Angel Gomes competes with Diogo Dalot and Bruno Fernandes during a United training camp in Malaga

Angel Gomes has taught Manchester United a multi-million-pound lesson

by · Manchester Evening News

Manchester United will feel they are pretty well protected in years to come. If Willy Kambwala goes on to star in La Liga and become a France international, then United have a sell-on clause and a buy-back clause that will give them options. The same is true if Hannibal or Facundo Pellistri suddenly go to another level for first-team exposure.

United's transfer deals for the age group that fall between academy players and being established in the first-team have improved markedly in the last three summers. They have started banking cash for those players not quite good enough to make it into Erik ten Hag's squad, but are too good to continue playing in Premier League 2.

This year, they have become more aggressive in adding clauses into those deals that offer the chance of more profit down the line. It is a common strategy for successful clubs, especially when their academy graduates are so sought after. Manchester City have become the masters at it and you sense United's new chief executive Omar Berrada has influenced the change in approach at Old Trafford.

ALSO READ: United monitoring England star with £68m release clause

ALSO READ: Ten Hag has to change in press conferences and matchdays

Berrada spoke about the way United structured these deals last week and he used Kambwala as an example. The centre-back is maybe the most prominent youngster to depart - aside from Mason Greenwood - having made a breakthrough last season.

"It is true that we have been more open to structuring the contracts in a way that can deliver value for us in the short-term, but also in the future, introducing higher sell-ons, more realistic contingents, we have done that with practically all of the players who have gone out, from the young ones to the more senior players," said Berrada.

"We have also tried to put in place certain policies to protect us in the future. So we have the ability to buy back a player. (Willy) Kambwala, if he does really well, then we have the ability to bring him back. And we have done that again with lots of other young players."

Sometimes it's not always possible to make these deals work. Winger Omari Forson, 20, turned down a new contract to move to Monza in Serie A.

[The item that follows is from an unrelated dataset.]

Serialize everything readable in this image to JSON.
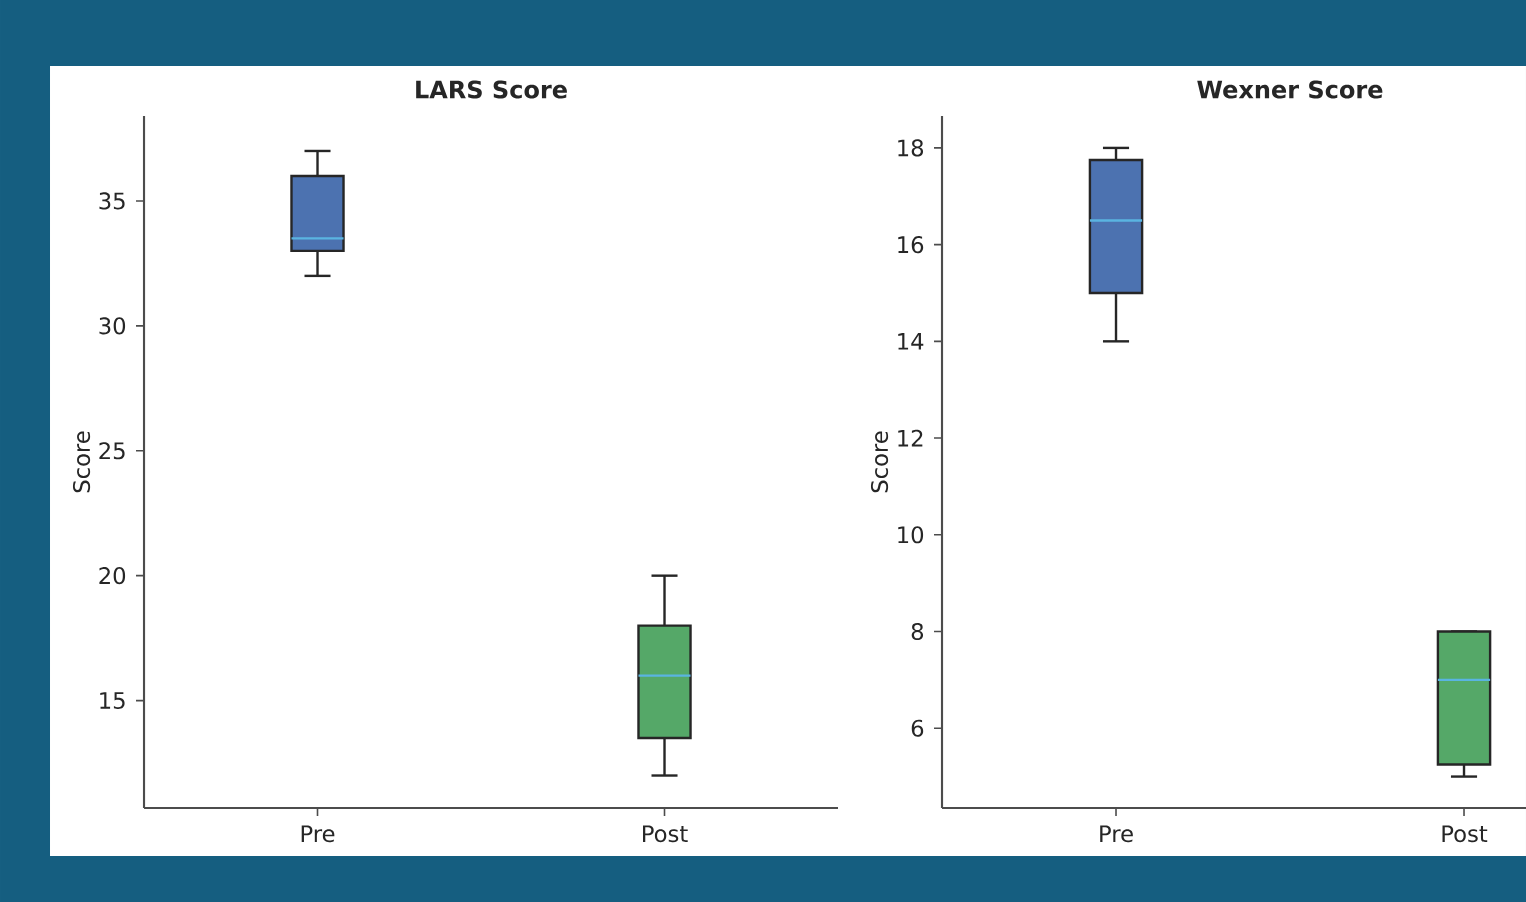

Those examples should be a rarity now. United don't want talented youngsters reaching the final year of their contract and using that freedom to move abroad for free, enticed by the option of playing more regular football.

Watching those players thrive is particularly painful and while there was abundant pride in the United academy when Angel Gomes made his England debut in Dublin in September, there will be some frustration that a player they nurtured for 14 years is now forging a successful career without delivering any return to his boyhood club.

Gomes was affiliated with United from the age of six and grew up in Salford. He was a true academy star, winning the Jimmy Murphy Young Player of the Year award in 2016/17, but his progress to the first team stalled and he turned down a lucrative contract to move to Lille in France's Ligue 1. You can't blame Gomes for that and it has been the right move for his career. United should never have let it get that far.

When he became the first player born in the 21st century to play for United - and the club's youngest debutant since Duncan Edwards - on the final day of the 2016/17 season, Gomes looked set for a long career at Old Trafford. But he only played two minutes of an FA Cup fourth-round win at Yeovil the following season and continued to find minutes hard to come by.

There was no loan to aid his development, so he was stuck on a diet of under-21s football and the odd first-team moment. He played 25 minutes under Ole Gunnar Solskjaer in 2018/19 and although he appeared in six senior matches the following season, his mind had been made up.

Solskjaer worked hard to try and convince him to stay during that pandemic-affected season. In the final weeks of Gomes' contract, he said: "Angel is a top, top kid who we have had at the club for so many years.

"We've offered him a deal, hopefully he takes it. If not, I wish him all the best. Hopefully, from what I understand, it's not too far away, so if not we wish him all the best."

In a period of turmoil, United didn't have a clear plan for one of their brightest academy talents and he sensed his career would be better served elsewhere. He moved on a free transfer to Lille, spent a year on loan at Boavista and is now a regular in Ligue 1, has made his Champions League debut and has now been handed his second start for England.

Gomes might never have quite made the grade at United, but he would have been an excellent squad player at the very least. Failing that, he should have been a youngster that the club could have made a fortune out of. Neither of those things happened.